Prokurator generalny wniósł do Trybunału Konstytucyjnego wniosek, w którym kwestionuje konstytucyjność przepisów pozwalających służbom na obejmowanie kontrolą operacyjną m.in. dziennikarzy i prawników - informuje "Dziennik Gazeta Prawna". Dzięki podsłuchom służby mogą bowiem zdobywać informacje objęte tajemnicą zawodową, np. dziennikarską czy lekarską.

Obecnie prawo podsłuchiwania adwokatów, dziennikarzy czy lekarzy mają policja, ABW, CBA, kontrola skarbowa i sześć innych służb specjalnych. W ramach kontroli operacyjnej, a więc przed wszczęciem jakiegokolwiek postępowania, mogą zbierać informacje, które w sądzie byłyby objęte zakazem dowodowym. Chodzi o te, które stanowią tajemnicę adwokacką, dziennikarską czy lekarską.

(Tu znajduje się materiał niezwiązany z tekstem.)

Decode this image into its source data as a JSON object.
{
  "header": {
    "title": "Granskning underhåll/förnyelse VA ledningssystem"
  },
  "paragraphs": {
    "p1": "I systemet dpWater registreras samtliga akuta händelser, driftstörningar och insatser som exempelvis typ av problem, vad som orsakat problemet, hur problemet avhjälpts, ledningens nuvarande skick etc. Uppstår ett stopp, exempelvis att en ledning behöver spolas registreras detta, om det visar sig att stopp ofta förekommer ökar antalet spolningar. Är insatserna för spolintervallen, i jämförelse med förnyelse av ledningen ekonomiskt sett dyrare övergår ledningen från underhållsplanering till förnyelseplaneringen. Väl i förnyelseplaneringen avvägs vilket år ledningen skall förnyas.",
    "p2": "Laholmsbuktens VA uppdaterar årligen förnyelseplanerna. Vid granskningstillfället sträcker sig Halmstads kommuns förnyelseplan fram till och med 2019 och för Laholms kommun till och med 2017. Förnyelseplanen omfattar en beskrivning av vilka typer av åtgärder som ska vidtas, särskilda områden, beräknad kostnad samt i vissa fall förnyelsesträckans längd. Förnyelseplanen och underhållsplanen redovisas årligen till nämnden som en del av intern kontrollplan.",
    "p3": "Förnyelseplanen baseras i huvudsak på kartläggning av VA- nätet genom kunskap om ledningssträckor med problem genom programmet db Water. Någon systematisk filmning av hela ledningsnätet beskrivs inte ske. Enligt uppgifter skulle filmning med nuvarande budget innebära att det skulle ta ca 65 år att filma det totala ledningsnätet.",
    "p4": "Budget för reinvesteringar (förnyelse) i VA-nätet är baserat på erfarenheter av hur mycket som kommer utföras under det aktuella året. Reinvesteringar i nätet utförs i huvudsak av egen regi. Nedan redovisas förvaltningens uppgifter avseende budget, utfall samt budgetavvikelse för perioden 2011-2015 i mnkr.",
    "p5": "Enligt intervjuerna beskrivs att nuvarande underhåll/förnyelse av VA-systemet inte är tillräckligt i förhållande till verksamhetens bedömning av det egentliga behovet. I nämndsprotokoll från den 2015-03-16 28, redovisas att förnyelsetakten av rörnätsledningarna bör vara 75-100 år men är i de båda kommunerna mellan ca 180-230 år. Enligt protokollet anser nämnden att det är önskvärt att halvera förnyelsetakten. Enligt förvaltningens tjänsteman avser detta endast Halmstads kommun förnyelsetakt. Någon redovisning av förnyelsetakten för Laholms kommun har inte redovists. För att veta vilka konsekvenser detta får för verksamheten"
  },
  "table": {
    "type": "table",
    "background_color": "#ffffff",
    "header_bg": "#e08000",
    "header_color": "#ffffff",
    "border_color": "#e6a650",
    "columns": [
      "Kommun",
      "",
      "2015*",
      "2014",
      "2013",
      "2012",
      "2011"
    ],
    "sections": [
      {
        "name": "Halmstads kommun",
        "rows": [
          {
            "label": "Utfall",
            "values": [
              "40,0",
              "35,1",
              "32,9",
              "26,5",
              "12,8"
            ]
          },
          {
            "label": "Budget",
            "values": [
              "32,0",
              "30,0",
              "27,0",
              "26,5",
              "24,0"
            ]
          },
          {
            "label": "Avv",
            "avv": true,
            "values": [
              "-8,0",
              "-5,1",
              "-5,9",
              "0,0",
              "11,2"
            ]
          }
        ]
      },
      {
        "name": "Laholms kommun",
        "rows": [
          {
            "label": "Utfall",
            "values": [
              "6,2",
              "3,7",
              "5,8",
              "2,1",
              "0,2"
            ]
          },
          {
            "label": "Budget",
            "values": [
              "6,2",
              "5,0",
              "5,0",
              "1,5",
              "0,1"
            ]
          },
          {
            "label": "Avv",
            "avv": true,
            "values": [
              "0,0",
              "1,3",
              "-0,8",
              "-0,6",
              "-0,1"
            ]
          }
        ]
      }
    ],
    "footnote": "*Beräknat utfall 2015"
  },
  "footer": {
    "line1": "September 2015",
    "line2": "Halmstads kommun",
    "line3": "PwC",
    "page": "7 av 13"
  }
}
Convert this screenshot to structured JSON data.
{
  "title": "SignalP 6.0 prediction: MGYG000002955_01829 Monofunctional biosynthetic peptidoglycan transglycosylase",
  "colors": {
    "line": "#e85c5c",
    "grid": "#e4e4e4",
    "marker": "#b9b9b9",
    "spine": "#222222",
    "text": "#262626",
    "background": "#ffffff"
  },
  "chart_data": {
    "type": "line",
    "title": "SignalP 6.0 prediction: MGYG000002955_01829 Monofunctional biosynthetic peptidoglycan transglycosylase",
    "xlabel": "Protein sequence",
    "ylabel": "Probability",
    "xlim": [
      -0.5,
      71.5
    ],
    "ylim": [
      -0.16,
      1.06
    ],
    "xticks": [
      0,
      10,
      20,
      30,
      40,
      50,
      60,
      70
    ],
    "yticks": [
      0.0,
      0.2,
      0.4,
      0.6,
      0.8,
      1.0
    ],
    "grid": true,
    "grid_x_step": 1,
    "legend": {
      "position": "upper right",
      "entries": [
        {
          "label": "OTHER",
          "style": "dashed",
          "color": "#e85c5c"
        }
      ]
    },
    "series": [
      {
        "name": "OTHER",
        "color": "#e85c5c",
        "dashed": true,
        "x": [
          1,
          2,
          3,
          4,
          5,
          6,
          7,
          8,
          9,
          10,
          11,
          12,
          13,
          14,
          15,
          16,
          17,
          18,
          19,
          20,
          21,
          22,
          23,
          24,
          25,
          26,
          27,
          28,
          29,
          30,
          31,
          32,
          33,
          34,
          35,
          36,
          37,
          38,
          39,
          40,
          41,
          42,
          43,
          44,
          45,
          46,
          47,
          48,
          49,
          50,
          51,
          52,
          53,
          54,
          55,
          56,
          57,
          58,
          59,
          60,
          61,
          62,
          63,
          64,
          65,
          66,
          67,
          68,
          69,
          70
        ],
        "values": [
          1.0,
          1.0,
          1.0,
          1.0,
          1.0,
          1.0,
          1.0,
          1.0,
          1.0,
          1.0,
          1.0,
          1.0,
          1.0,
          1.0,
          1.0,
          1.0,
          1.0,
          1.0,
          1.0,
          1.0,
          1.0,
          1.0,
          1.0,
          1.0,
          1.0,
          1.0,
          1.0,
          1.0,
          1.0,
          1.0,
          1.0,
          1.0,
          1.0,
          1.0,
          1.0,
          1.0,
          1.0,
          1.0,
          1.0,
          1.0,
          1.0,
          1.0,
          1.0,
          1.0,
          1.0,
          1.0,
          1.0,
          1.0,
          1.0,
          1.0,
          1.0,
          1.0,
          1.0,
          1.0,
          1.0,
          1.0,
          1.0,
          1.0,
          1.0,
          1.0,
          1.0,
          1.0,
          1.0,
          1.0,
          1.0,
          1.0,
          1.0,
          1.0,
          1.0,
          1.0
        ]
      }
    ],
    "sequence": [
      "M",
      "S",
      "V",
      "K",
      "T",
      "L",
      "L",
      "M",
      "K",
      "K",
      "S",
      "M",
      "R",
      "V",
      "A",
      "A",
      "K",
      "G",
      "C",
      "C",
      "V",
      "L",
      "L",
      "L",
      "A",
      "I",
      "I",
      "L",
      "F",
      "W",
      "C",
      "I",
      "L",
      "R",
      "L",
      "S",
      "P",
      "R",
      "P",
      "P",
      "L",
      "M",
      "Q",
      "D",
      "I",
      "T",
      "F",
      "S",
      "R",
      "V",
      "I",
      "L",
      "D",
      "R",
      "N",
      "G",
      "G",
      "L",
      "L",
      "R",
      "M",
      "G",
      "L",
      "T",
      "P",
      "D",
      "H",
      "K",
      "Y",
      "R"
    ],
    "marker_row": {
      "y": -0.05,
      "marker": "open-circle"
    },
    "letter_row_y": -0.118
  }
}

Mamy do czynienia z pewną schizofrenią. Władza nie może w sposób jawny naruszać tajemnic, np. przesłuchując adwokata na rozprawie. Ale ta sama władza może już w sposób tajny gromadzić takie informacje, które są tą tajemnicą objęte - twierdzi adwokat Mikołaj Pietrzak, przewodniczący komisji praw człowieka w Naczelnej Radzie Adwokackiej.

Prokurator generalny Andrzej Seremet uznał, że to niekonstytucyjne, i skierował wniosek w tej sprawie do Trybunału Konstytucyjnego. Stwierdza w nim, że regulacje naruszają zasadę państwa prawnego, prawa do obrony i prywatności.